Bölgedeki hidrolojik akış analizinden elde edilen bilgiler, iklim değişikliğinin su kaynakları açısından yaratabileceği etkinin ilk kez anlaşılmasını sağlamıştır. Bu da projenin su hassasiyetini ve ihtiyaçlarını belirlemesini sağladı. Proje tarafından geliştirilen bir hassasiyet analizi, geleneksel su altyapısına erişimlerine dayalı olarak hane düzeyinde doğru su çözümünün değerlendirilmesine yardımcı olmuştur. Yerel belediyelerle ortaklıkların yanı sıra bölgede yerleşik sorumlu taraflarla çalışmak da kilit bir faktör olmuştur.
Hassasiyet analizinden elde edilen sonuçlar, projenin yeni yatırımları belirlemesine ve bunların aşırı iklim koşullarında iyi çalışmasını sağlamak için gereken eklenebilirliği sağlamasına olanak tanıdığı için su çözümlerinin tahsis edilmesinde önemli bir girdi haline gelmiştir. Hassasiyet analizi ayrıca projenin COVID ile ilgili kesintiler gibi değişen yerel koşullara uyum sağlamasına da olanak tanımıştır. Sonuçlar arasında, hijyen protokollerini uygulamak için gerekli su erişimini sağlayarak COVID'e karşı yerel dayanıklılık yaratma etkisi de yer almaktadır.

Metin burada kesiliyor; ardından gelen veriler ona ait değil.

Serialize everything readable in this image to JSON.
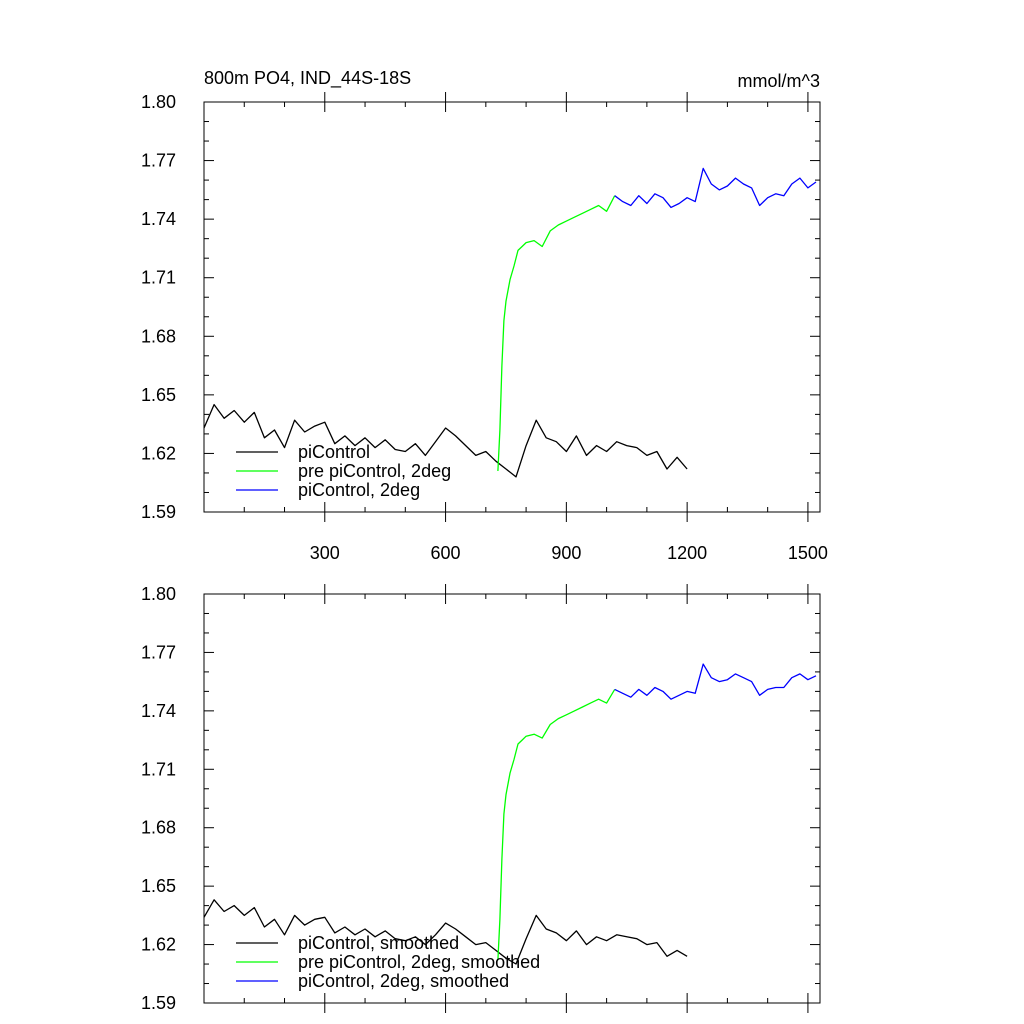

Belediyelerle birlikte çalışmak, projenin yerel düzeyde koordine olmasını sağlamış ve bazı durumlarda eş finansman tahsisinin artmasıyla sonuçlanmıştır. Bu durum, projenin iklimle ilgili hususları belediye yatırımlarına dahil ederek değişim teorisini proaktif bir şekilde ele almasını sağlamıştır. Önemli bir zorluk, su altyapısı ve bunların taşınması için girdilerin fiyatlandırılmasını etkileyen COVID etkilerini yönetmek olmuştur. Proje, daha fazla kapasite geliştirme desteği sağlamak ve çözümlerin genel olarak sosyalleştirilmesi için bölgedeki yerel sorumlu taraflara tekrar başvurmuştur.